By Scott Spiro, an EO Los Angeles member and CEO of Computer Solutions Group, Inc.
As busy entrepreneurs, we’re all concerned about protecting our businesses from harm. It’s not enough to focus only on office technology safety; we all use our computing devices at work and at home nowadays. As a busy entrepreneur with two young children, I know the pitfalls. Here are my top five ways to protect your family and business from compromise:
Stop posting your location without knowing it
For many of us (and our kids), social media is a big part of our daily lives. Personally, I don’t always want everyone to know where I am or where my family is. Apps like Twitter attempt to make things convenient by automatically posting my location when sending a tweet. And there are others that have similar functionality.
Solution: Turn off the location-sharing functionality for social media apps. This prevents them from showing a location automatically. What I prefer to do is to show where I’ve already been. For example, I recently spent the day at Disneyland with my family. I simply sent a tweet once we had left, rather than when I was still there.
Be aware of juice jacking while traveling
It’s an amazing convenience, isn’t it? Those cool mobile device chargers you can find at the airport or airline lounge. Here’s the problem: If you just plug in your USB cable without using the electrical plug at the end, you open yourself up to potential compromise. Hackers can literally hop onto your device via this straight USB connection. From here, it’s easy for them to access important business or personal info on your family’s devices.
Solution: I always bring an electrical plug that attaches to the end of the cable. Do not plug your USB in directly. Or, bring an external battery-charging unit. These are inexpensive and very convenient.
Protecting your family from prying eyes
I spend a good deal of my time meeting with clients who are concerned with their IT vulnerability. Unfortunately, these entrepreneurs don’t always realize that their home network is also vulnerable and that they need to take steps. There are thousands of websites that are specifically designed to steal your data (called “phishing”). Criminals use these sites to infiltrate your computer, and once they do, they use malware to steal passwords, credit card numbers, etc.
Solution: I recommend (and personally use) a content-filtering service to protect my business, my computers and my family. Content filtering helps me protect my children from the multitudes of inappropriate and harmful data and images that I do not want them unknowingly pulling up on their devices. I suspect you have the same concerns.

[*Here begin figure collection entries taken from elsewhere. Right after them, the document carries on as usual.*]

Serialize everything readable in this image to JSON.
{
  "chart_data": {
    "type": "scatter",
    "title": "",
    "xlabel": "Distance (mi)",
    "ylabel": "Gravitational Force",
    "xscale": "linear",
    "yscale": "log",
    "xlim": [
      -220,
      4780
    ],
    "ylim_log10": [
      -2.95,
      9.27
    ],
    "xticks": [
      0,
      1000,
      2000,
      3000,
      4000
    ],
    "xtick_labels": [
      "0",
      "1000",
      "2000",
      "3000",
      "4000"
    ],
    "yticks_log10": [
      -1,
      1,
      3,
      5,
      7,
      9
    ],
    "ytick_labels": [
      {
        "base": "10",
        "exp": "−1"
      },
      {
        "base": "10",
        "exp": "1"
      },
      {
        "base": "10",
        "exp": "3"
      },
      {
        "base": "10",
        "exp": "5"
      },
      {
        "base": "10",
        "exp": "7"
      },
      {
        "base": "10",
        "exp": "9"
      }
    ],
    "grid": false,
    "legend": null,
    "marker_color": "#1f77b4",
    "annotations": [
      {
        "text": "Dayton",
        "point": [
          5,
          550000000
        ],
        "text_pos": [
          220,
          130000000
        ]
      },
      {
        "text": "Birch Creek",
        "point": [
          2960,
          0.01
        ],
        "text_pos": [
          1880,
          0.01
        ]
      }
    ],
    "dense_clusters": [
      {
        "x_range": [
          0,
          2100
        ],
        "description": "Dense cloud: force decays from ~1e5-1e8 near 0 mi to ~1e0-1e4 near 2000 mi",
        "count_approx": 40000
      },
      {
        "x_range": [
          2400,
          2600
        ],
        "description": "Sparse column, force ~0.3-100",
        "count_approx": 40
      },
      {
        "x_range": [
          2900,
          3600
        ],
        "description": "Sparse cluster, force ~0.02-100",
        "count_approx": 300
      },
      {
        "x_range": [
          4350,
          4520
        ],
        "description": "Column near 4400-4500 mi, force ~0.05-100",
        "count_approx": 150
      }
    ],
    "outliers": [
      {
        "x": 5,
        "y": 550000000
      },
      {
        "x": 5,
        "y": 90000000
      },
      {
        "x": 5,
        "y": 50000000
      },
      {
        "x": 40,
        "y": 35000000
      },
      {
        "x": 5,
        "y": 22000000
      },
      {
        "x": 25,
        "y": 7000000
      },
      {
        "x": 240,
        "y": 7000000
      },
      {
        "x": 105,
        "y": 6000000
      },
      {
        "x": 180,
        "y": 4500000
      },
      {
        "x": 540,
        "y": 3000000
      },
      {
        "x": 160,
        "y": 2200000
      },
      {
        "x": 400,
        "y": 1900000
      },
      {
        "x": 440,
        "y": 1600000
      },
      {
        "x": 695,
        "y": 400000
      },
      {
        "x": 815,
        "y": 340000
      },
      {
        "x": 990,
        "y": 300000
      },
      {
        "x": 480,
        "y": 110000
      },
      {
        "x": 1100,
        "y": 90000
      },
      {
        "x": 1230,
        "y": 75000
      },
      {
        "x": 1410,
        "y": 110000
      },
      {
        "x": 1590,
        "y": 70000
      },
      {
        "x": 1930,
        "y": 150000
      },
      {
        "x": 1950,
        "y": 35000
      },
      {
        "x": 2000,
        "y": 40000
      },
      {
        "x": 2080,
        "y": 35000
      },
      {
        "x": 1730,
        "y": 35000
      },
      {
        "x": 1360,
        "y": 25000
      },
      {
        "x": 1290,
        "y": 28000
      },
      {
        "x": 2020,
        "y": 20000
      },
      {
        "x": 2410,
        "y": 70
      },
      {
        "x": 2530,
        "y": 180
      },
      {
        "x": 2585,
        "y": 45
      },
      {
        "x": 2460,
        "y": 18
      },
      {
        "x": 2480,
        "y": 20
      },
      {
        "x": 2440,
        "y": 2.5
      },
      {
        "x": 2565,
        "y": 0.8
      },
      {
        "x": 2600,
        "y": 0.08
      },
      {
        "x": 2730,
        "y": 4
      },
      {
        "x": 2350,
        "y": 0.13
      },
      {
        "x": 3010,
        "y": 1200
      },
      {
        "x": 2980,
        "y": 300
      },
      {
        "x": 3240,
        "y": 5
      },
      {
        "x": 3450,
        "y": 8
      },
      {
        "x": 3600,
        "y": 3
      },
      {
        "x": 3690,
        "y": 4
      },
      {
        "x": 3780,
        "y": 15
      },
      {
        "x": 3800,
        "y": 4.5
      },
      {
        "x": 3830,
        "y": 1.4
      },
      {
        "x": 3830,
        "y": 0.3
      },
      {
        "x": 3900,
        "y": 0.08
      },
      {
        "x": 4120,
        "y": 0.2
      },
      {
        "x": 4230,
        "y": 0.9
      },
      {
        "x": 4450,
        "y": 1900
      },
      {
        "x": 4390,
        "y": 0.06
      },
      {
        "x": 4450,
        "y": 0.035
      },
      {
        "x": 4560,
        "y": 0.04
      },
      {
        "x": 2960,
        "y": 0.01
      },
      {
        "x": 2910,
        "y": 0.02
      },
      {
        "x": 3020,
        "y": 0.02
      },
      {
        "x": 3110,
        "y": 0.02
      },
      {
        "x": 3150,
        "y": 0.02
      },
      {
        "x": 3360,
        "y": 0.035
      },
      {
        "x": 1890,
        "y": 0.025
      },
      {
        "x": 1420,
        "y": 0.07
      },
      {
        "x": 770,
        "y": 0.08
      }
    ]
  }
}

Companies like OpenDNS (which I personally use at home) even have free services to get you started, and if you’re not using one, I strongly request that you start ASAP. With features like parental controls and the ability to block harmful phishing sites, this is a no-brainer. Setup is easy, too. Just update your home firewall to point at OpenDNS, and it’s done!
Added benefit: OpenDNS is a great way to protect your own computer while travelling, too. You can do this by updating the DNS settings on your laptop to filter internet traffic through OpenDNS.
Use a password protection system
Are you using the same password for multiple websites? Does it contain an easy-to-remember word or a family member’s name? Let’s fix this right now! You know better than that. I see folks get hacked all the time, and it can be a devastating experience. If you are unlucky enough to have a piece of malware get installed on your computer, Cyber Criminals can easily hack your simple passwords in a very short period of time. Once they have it, they can use it with as many websites as you’ve used it with. Don’t make it easy for them.
Solution: Use a password generation and safety program, such as Lastpass or 1Password. Using 1Password, for example, I can have the software generate long and complex passwords automatically. The program will then remember this password and automatically log me into websites. I no longer have to remember a lot of passwords— just one. At home, you can share sites and passwords with your family, keeping everyone safer.
I often use this analogy when working with clients: If I have a complex home security system on all of my windows and doors, I would feel very safe. The system is monitored 24/7 and an alarm will sound if anyone tries to break in. However, if a criminal were to ring the doorbell, and my child believed them to be harmless and opened the door, what good was my expensive security system? The whole system was bypassed in an instant. The same is true for cyber security. I have seen this happen for my clients, too, and most of the time it was simply because someone clicked on an email that they thought was harmless. In reality, however, they were fake.
Solution: Whether it be for the home or the office, it’s important to take time to educate. In addition to their botnets, zombie computer attacks, etc., they also use something called Social Engineering, a combination of lies and manipulation designed to trick people into giving them the information they want. Phishing is a form of social engineering, delivered in the form of email or pop-up screens. There are plenty of examples available from companies like Webroot, Symantec and others, that you can review with your family and/or employees to give them an idea of what to look out for. I recommend doing this quarterly as the landscape changes and new threats are introduced constantly.
These five steps are a start. Stay alert, stay focused and continue to educate yourself on the cyber threats that exist in your local area. For many, ignorance is bliss. For most of us, so much of our lives run on our digital devices. Please take the time to protect yourself.